There are two critical insights for me in this blog. The first is that the team wanted to build an elegant product and believed that once they had done this the market would embrace it fully.

This meant that they started out picking a bad market (for revenue and margin) and then optimized the product for the wrong metrics. Why? It seems because it was in the DNA of the founder. According to Slava:

"When I was a little kid I wanted to build my own radio. I made a box out of plywood, threw some metal junk inside, and connected the box to a power cord. I had books on electronics at home, but didn’t think I needed them – I had unwavering faith that I could do it on my own. Eventually I did build a working receiver, but it took me years to finally realize I needed to learn basic electronics.

Early RethinkDB was quite a bit like that. We had no intuition for products or markets, so we’d go through the motions of building a company without actually understanding what we were doing. What’s more, we had enormous optimism bias. Just like physicians know that gifts from pharmaceutical companies have biasing effects for other physicians but believe they are immune from the effect, we believed we were immune from the laws of economics and the math of running a business. The math, of course, eventually caught up with us."

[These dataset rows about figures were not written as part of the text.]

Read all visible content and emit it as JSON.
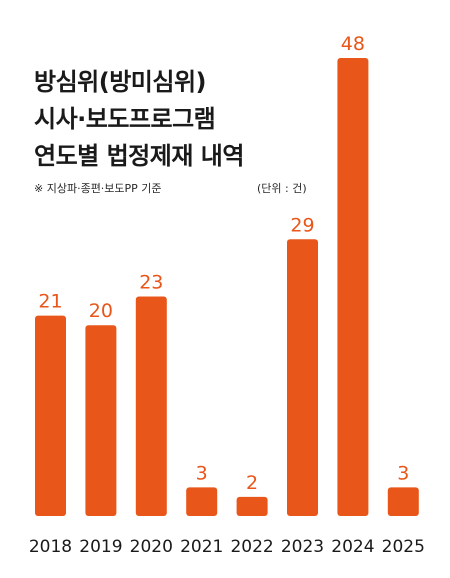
{
  "title_lines": [
    "방심위(방미심위)",
    "시사·보도프로그램",
    "연도별 법정제재 내역"
  ],
  "note": "※ 지상파·종편·보도PP 기준",
  "unit": "(단위 : 건)",
  "colors": {
    "bar": "#e8561a",
    "value_label": "#e8561a",
    "title": "#1a1a1a",
    "axis_label": "#1a1a1a"
  },
  "chart_data": {
    "type": "bar",
    "title": "방심위(방미심위) 시사·보도프로그램 연도별 법정제재 내역",
    "categories": [
      "2018",
      "2019",
      "2020",
      "2021",
      "2022",
      "2023",
      "2024",
      "2025"
    ],
    "values": [
      21,
      20,
      23,
      3,
      2,
      29,
      48,
      3
    ],
    "xlabel": "",
    "ylabel": "",
    "unit": "건",
    "ylim": [
      0,
      48
    ],
    "grid": false,
    "legend": "none"
  }
}
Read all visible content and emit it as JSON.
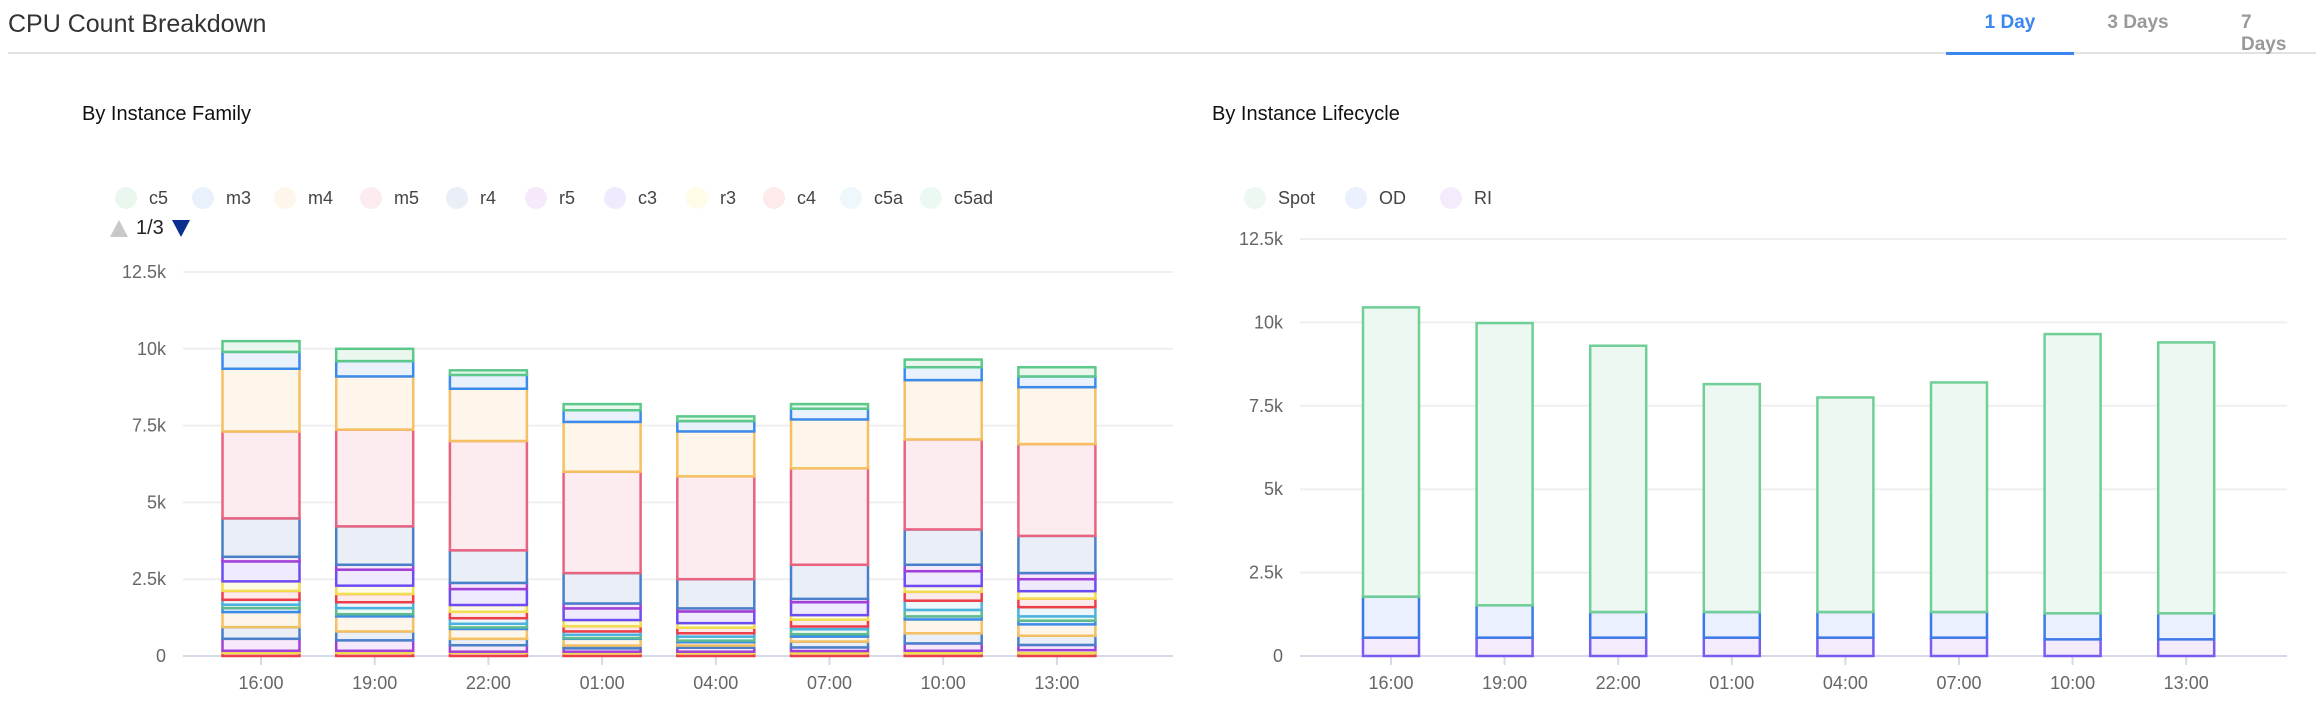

The leadership team were first time entrepreneurs without effective reference points as guidance and a roadmap. New data from the last five years shows that they are part of a scary picture. In the tech community 92% of startups fail completely within three years, according to the Startup Genome Project. 74% of high growth internet startups fail due to “premature scaling” or, in other words, trying to grow too quickly. There is a real need to address this huge waste of capital. This is something that The Disruption House are seeking to address with the FinTech scorecard.

There is another relevant statement that Slava makes with regards to sales focus.

"A few people pointed out that we would have done better if we had built an experienced go-to-market team. That’s 100% true, but the timing of our personal development didn’t line up with the needs of the company. Initially we didn’t know we needed go-to-market expertise, so we didn’t seek to include it on the founding team[2]. By the time we built up a mental model that maps well to reality, we found ourselves short on cash, in a difficult market filled with capable competitors, and a product that’s three years behind. By then, the best go-to-market team in the world couldn’t have saved us."

They now know this and are sharing it to provide others with the benefit of hindsight of foresight.

Too often sales and revenue are not thought about early enough. They need to be. I cannot evangelise this enough. Build it and they will come is not a strategy for success! If you want one - start selling early and get yourself a roadmap. The combination of the two will greatly increase the odds of you reaching your end destination successfully.